Without very much extra effort, the relationship might have been presented as in Figure 4 (below). This time, the vertical scale used is large enough to make the variation in x more visible; the quantities plotted on the axes are labelled, with units; the data points are emphasized; the graph is titled, and the location of the data from which it was drawn is referenced. An indication of the experimental uncertainty is given on the graph. Now there is no doubt about what the graph is for, or about the conclusion being drawn from it that the variation of x with time is indeed linear. This being the case, the slope of the line is vx; the intervals of "rise" and "run" from which the slope is calculated are clearly indicated, and the calculation is shown, with units.
Figure 4 Projectile motion -- the same data as in Figure 3
The fundamental question you are trying to answer when you draw a graph is what, if any, simple relationship exists between the variables plotted. And your graph is a success if and only if just looking at it makes the answer to that question clear. In these terms, Figure 4 is a successful, a useful, presentation of these data; Figure 3 was not.
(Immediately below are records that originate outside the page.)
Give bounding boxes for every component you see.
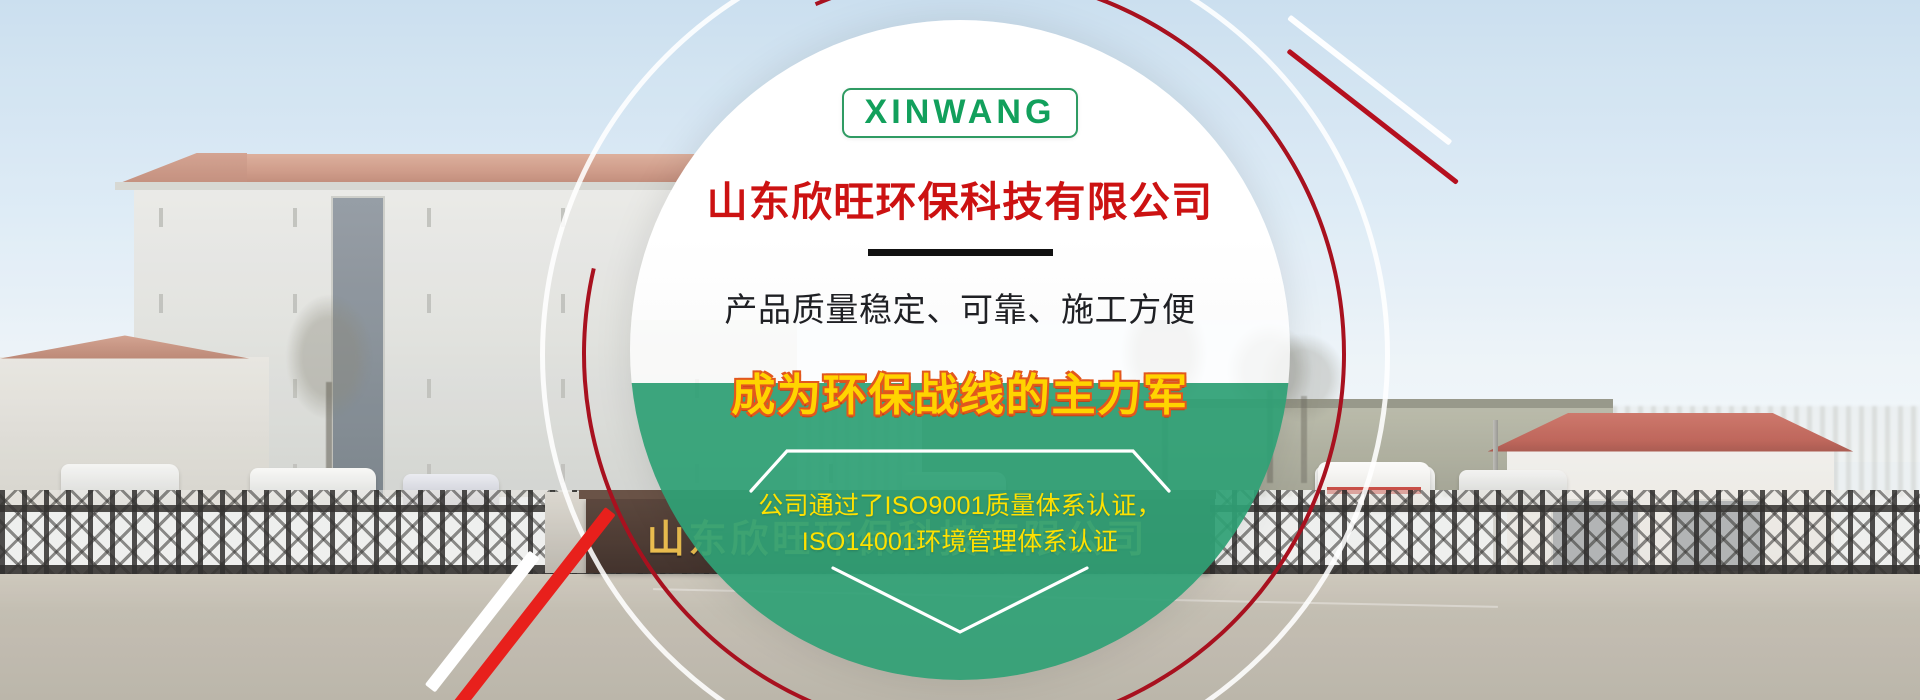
certification-line-1: 公司通过了ISO9001质量体系认证，: [758, 489, 1161, 525]
chevron-down-bracket-icon: [745, 566, 1175, 638]
main-headline: 成为环保战线的主力军: [731, 359, 1189, 423]
logo-text: XINWANG: [864, 93, 1055, 131]
product-slogan: 产品质量稳定、可靠、施工方便: [724, 283, 1195, 331]
certification-text: 公司通过了ISO9001质量体系认证， ISO14001环境管理体系认证: [758, 489, 1161, 560]
title-divider: [868, 249, 1053, 256]
xinwang-logo-badge: XINWANG: [842, 88, 1077, 138]
banner-content: XINWANG 山东欣旺环保科技有限公司 产品质量稳定、可靠、施工方便 成为环保…: [630, 20, 1290, 680]
certification-line-2: ISO14001环境管理体系认证: [758, 525, 1161, 561]
chevron-up-bracket-icon: [745, 447, 1175, 493]
promotional-banner: 山东欣旺环保科技有限公司 XINWANG 山东欣旺环保科技有限公司 产品质量稳定…: [0, 0, 1920, 700]
company-name-title: 山东欣旺环保科技有限公司: [707, 168, 1214, 228]
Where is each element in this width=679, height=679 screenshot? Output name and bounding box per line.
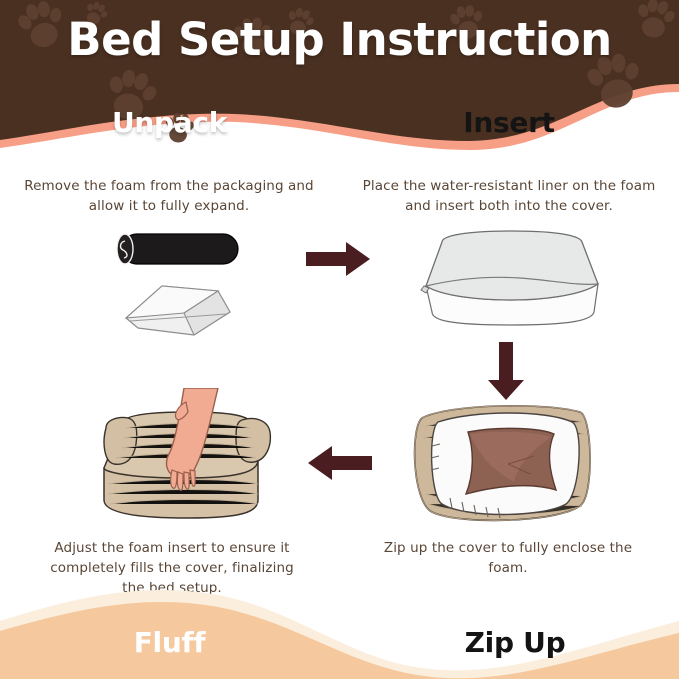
step-label-insert: Insert bbox=[339, 106, 679, 139]
infographic-root: Bed Setup Instruction Unpack Insert Remo… bbox=[0, 0, 679, 679]
step-label-zipup: Zip Up bbox=[345, 626, 679, 659]
arrow-right-icon bbox=[306, 240, 372, 278]
illustration-zipup bbox=[404, 398, 600, 528]
footer-banner bbox=[0, 569, 679, 679]
footer-wave-graphic bbox=[0, 569, 679, 679]
description-unpack: Remove the foam from the packaging and a… bbox=[18, 176, 320, 216]
arrow-down-icon bbox=[486, 342, 526, 402]
illustration-unpack bbox=[96, 228, 286, 343]
arrow-left-icon bbox=[306, 444, 372, 482]
illustration-insert bbox=[420, 228, 605, 338]
description-insert: Place the water-resistant liner on the f… bbox=[358, 176, 660, 216]
step-label-unpack: Unpack bbox=[0, 106, 339, 139]
page-title: Bed Setup Instruction bbox=[0, 13, 679, 66]
illustration-fluff bbox=[92, 388, 314, 523]
step-label-fluff: Fluff bbox=[0, 626, 339, 659]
The question of what relationship exists between the variables of a
graph cannot be answered without some sense of how precisely the values
of the variables are known. Thus it is almost always appropriate to indicate,
somehow, limits of error for one or both variables on the
points you plot. For
instance, consider the data graphed in Fig. 5. What is the relationship
between these variables?
If these are experimentally measured quantities, you cannot answer without knowing how well x and y have been measured. The same data are plotted again in Fig. 6, but with experimental error limits on the values of y. If the experimental errors are as large as in Fig. 6a, most of the observed variation in y could be due to experimental error; about all you can be sure of is the upward trend of y with increasing x. On the other hand, if, as in Fig. 6b, y is known much more precisely, you are justified in concluding that much more of the observed variation is "real."
If the error limits are no larger than the size of the points you plot, then a note to that effect is enough. This was the case in Fig. 4. Otherwise, it'll make the graph clearer if you indicate the error limits on one or both variables, as has been done in Fig. 6.
The relationship you are justified in inferring between x and y depends on how uncertain your values of y (and perhaps of x) are.
Even if, in the data of Fig. 5 and 6, the uncertainty in y were smaller than the size of the points, you would still draw a curve something like that of Figure 6b through them, rather than "connect the dots". The point is that it is never good practice to let a single data value determine the character of a substantial part of your graph; if in fact you believe that all the variation in the data of Fig. 6 is real, you should TAKE MORE DATA so as to nail down the details of the curve more clearly.